Leading engineering consultancy Mott MacDonald has designed the Highways England (HE) Motorway to Motorway (M2M) metering pilot scheme, which has just started trials as part of what the government-owned agency called its ‘most complex smart motorway project’.
The full Manchester smart motorway scheme stretches 17 miles (27km) between junction 8 of the M60 near Sale and junction 20 of the M62 near Rochdale. Highways England described it as its ‘most complex smart motorway project, affecting the second busiest motorway in the country and covering 13 junctions; an average of one junction every 1.4 miles (2.2km)’.

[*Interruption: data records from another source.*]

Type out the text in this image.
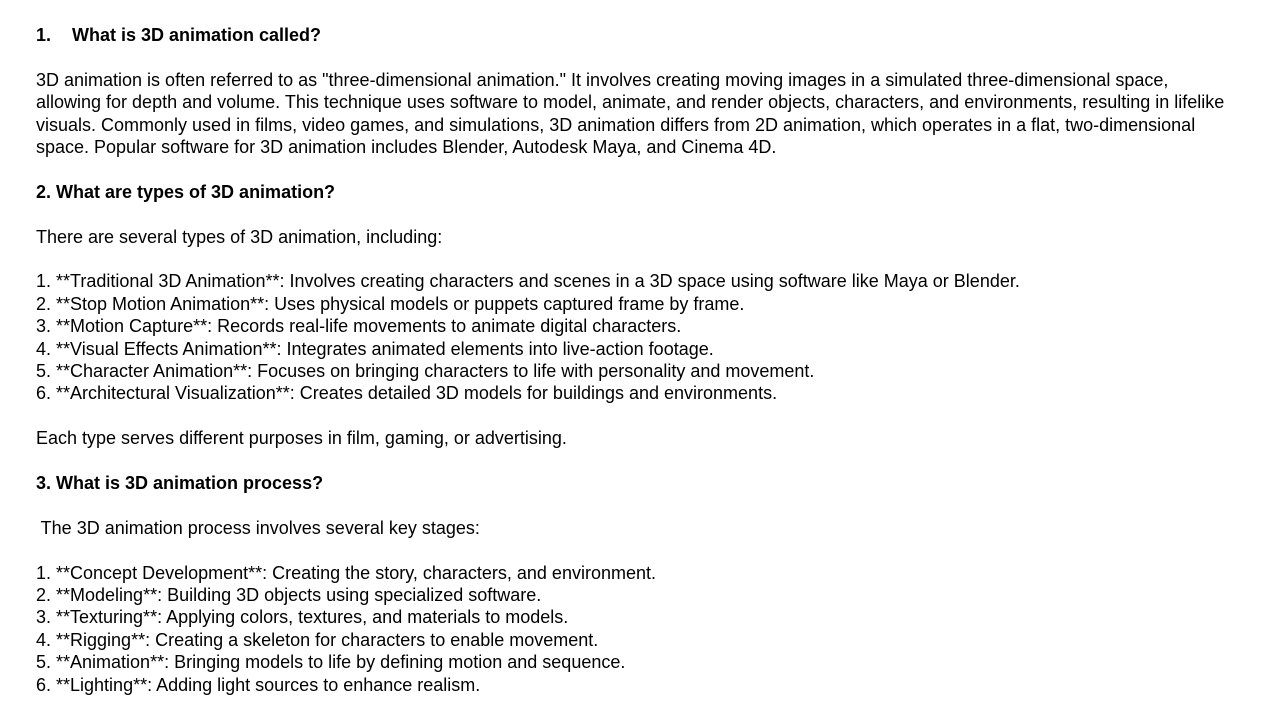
1. What is 3D animation called?

3D animation is often referred to as "three-dimensional animation." It involves creating moving images in a simulated three-dimensional space, allowing for depth and volume. This technique uses software to model, animate, and render objects, characters, and environments, resulting in lifelike visuals. Commonly used in films, video games, and simulations, 3D animation differs from 2D animation, which operates in a flat, two-dimensional space. Popular software for 3D animation includes Blender, Autodesk Maya, and Cinema 4D.

2. What are types of 3D animation?

There are several types of 3D animation, including:

1. **Traditional 3D Animation**: Involves creating characters and scenes in a 3D space using software like Maya or Blender.

2. **Stop Motion Animation**: Uses physical models or puppets captured frame by frame.

3. **Motion Capture**: Records real-life movements to animate digital characters.

4. **Visual Effects Animation**: Integrates animated elements into live-action footage.

5. **Character Animation**: Focuses on bringing characters to life with personality and movement.

6. **Architectural Visualization**: Creates detailed 3D models for buildings and environments.

Each type serves different purposes in film, gaming, or advertising.

3. What is 3D animation process?

The 3D animation process involves several key stages:

1. **Concept Development**: Creating the story, characters, and environment.

2. **Modeling**: Building 3D objects using specialized software.

3. **Texturing**: Applying colors, textures, and materials to models.

4. **Rigging**: Creating a skeleton for characters to enable movement.

5. **Animation**: Bringing models to life by defining motion and sequence.

6. **Lighting**: Adding light sources to enhance realism.
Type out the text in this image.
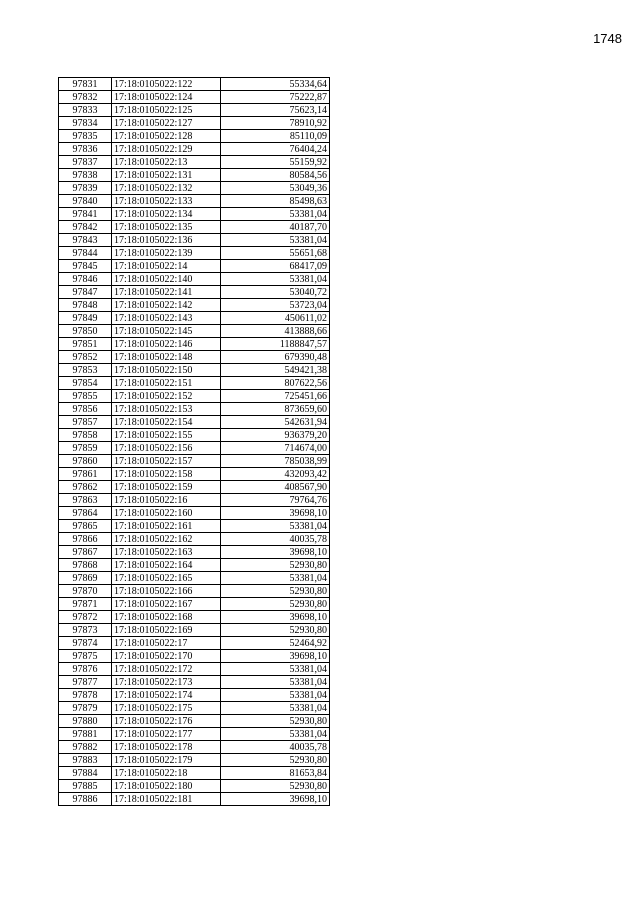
1748
97831	17:18:0105022:122	55334,64
97832	17:18:0105022:124	75222,87
97833	17:18:0105022:125	75623,14
97834	17:18:0105022:127	78910,92
97835	17:18:0105022:128	85110,09
97836	17:18:0105022:129	76404,24
97837	17:18:0105022:13	55159,92
97838	17:18:0105022:131	80584,56
97839	17:18:0105022:132	53049,36
97840	17:18:0105022:133	85498,63
97841	17:18:0105022:134	53381,04
97842	17:18:0105022:135	40187,70
97843	17:18:0105022:136	53381,04
97844	17:18:0105022:139	55651,68
97845	17:18:0105022:14	68417,09
97846	17:18:0105022:140	53381,04
97847	17:18:0105022:141	53040,72
97848	17:18:0105022:142	53723,04
97849	17:18:0105022:143	450611,02
97850	17:18:0105022:145	413888,66
97851	17:18:0105022:146	1188847,57
97852	17:18:0105022:148	679390,48
97853	17:18:0105022:150	549421,38
97854	17:18:0105022:151	807622,56
97855	17:18:0105022:152	725451,66
97856	17:18:0105022:153	873659,60
97857	17:18:0105022:154	542631,94
97858	17:18:0105022:155	936379,20
97859	17:18:0105022:156	714674,00
97860	17:18:0105022:157	785038,99
97861	17:18:0105022:158	432093,42
97862	17:18:0105022:159	408567,90
97863	17:18:0105022:16	79764,76
97864	17:18:0105022:160	39698,10
97865	17:18:0105022:161	53381,04
97866	17:18:0105022:162	40035,78
97867	17:18:0105022:163	39698,10
97868	17:18:0105022:164	52930,80
97869	17:18:0105022:165	53381,04
97870	17:18:0105022:166	52930,80
97871	17:18:0105022:167	52930,80
97872	17:18:0105022:168	39698,10
97873	17:18:0105022:169	52930,80
97874	17:18:0105022:17	52464,92
97875	17:18:0105022:170	39698,10
97876	17:18:0105022:172	53381,04
97877	17:18:0105022:173	53381,04
97878	17:18:0105022:174	53381,04
97879	17:18:0105022:175	53381,04
97880	17:18:0105022:176	52930,80
97881	17:18:0105022:177	53381,04
97882	17:18:0105022:178	40035,78
97883	17:18:0105022:179	52930,80
97884	17:18:0105022:18	81653,84
97885	17:18:0105022:180	52930,80
97886	17:18:0105022:181	39698,10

The US-style ‘ramp metering’ system is being trialed between junction 21A of the M6 and junction 10 of the M62. The pilot system is due to operate during 2018 and will be monitored to evaluate the benefits. The project aims to smooth traffic flows and reduce the number of queues that occur because of congestion.
Large volumes of eastbound traffic on the M62 can cause weaving problems, leading to congestion between junctions 10 and 11. This problem is exacerbated by traffic joining the motorway from the M6 northbound and southbound link roads. This merging traffic causes flow breakdown on the M62 through the Croft Interchange, which in turn causes queues to form along the motorway to junction 9.
The M2M scheme combines the use of two standard technologies in an innovative way. Variable mandatory speed limits on the M62 and metering using traffic signals between the M6 to M62 eastbound are integrated to make best use of the available road capacity. These are set in response to prevailing traffic conditions, with information displayed on overhead gantries, using advanced motorway indicators and variable message signs (VMS).
Mott MacDonald developed the algorithms which coordinate the separate systems. Where no mandatory speed restriction is displayed, the national 70mph (113km/h) speed limit will apply.
“Highways England is committed to building upon the success of its existing smart motorway program. The M2M scheme increases the resilience of the overall network, with the benefit to the road user of smoother traffic flows, improved journey times, and increased quality of information provided,” explained Stuart Scott, Mott MacDonald’s project principal.
“By utilizing the latest technologies and making use of the existing capacity of the link roads, the M2M scheme is a lower cost solution than conventional widening programs. Additionally, it does not require additional road space, leading to a low environmental impact during construction, while delivering a positive impact during operation.”